AMP Capital Head of Global Listed Real Estate, James Maydew, says the best performing segments of the listed property market have been those fund managers with strong earnings growth such as those related to e-commerce logistics.
“The sectors with the highest long term total return to us are those invested in less followed real estate sectors such as data centres, life science/healthcare and manufactured housing and those that can deliver superior earnings growth such as the fund management cohort.”
However, housing REITs, like retail trusts, could also be hurt by the pandemic given our closed borders and lower population growth. Morningstar’s Prineas says no-moat Stockland, for example, faces an uncertain future.
“Beyond the next two years, we wonder where customers will come from, as government stimulus, low rates, and working-from-home appears to have pulled forward demand for housing. With population growth curtailed by 18 months of border restrictions, eventually this should become visible in Australia's rate of household formation.
Mirvac, he says, has a better outlook given its office division. “No-moat Mirvac's fiscal 2021 result showed it has one of the best office portfolios in the sector. It has among the longest lease profile, and a modern portfolio of buildings, many of which have been recently built or refurbished.”
Record payouts
REITs are popular with investors for the income they provide and the liquidity they offer. According to Iddo Snir, yields are typically higher than those offered by equities.

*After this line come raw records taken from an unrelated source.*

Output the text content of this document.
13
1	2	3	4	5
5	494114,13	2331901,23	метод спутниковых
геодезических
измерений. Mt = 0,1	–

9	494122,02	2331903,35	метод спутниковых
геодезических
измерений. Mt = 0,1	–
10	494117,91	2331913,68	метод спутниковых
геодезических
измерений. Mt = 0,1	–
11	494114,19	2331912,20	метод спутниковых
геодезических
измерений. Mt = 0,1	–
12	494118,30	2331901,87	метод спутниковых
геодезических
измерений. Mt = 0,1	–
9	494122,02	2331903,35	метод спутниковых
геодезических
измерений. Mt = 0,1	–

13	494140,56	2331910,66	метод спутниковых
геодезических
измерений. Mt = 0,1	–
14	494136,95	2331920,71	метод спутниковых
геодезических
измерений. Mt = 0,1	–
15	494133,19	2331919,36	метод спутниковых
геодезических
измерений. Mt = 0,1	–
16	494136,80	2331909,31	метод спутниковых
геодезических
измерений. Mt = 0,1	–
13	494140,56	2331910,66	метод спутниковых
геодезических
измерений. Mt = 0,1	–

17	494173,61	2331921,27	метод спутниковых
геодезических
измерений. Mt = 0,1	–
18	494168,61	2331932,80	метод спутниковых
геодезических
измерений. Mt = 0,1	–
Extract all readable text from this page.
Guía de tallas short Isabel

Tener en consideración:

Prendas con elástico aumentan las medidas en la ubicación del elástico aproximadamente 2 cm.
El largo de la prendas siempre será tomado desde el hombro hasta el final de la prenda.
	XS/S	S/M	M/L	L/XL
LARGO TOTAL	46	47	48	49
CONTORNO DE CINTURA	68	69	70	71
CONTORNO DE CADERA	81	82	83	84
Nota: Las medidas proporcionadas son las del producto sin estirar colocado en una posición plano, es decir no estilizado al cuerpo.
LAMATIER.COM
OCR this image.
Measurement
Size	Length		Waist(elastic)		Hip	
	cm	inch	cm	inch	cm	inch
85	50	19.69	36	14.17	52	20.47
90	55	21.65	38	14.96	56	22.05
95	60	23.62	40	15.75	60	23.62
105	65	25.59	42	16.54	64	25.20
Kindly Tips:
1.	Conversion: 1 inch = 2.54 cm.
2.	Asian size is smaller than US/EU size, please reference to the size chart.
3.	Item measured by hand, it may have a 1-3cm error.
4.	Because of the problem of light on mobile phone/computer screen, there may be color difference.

“REITs that own tangible real estate typically provide higher yielding and more stable, longer duration cashflows than general equities. These physical assets particularly benefit from population growth and urbanisation,” he says.
James Maydew adds that one of the key benefits is “the inflationary hedge it plays as the underlying investments are tangible assets that pay a reliable income yield, typically linked to inflationary style annual increases.”
Prineas says most REITs in 2020 suspended or drastically reduced distribution payments. In contrast, “in 2021, most REITs have reinstated distributions, albeit at levels below 2019, and with either no forward guidance, or conservative guidance.”
In contrast to falling REIT yields, Australian equity yields have jumped this year, with dividend yields sitting above REIT yields. Over $38 billion in equity dividends have been declared in the recent reporting season, $17 billion more than last year, and $10 billion more than 2019 in the recent reporting season, according to Plato’s Hamson. “We are having a record year for dividends across the board,” he says.
Plato's asset class outlook for income
Forecast 12 month income as at 01/09/2021
Source: Plato, Bloomberg, RBA*
It's important to note that REITs, unlike equities, do not pay franked dividends. REITs pay their “distributions” from income that is not yet taxed, and they must pay out 90 per cent of their earnings to unitholders. That contrasts to companies which pay dividends out of income already taxed at the company tax rate, which is paid back to shareholders in the form of franking credits.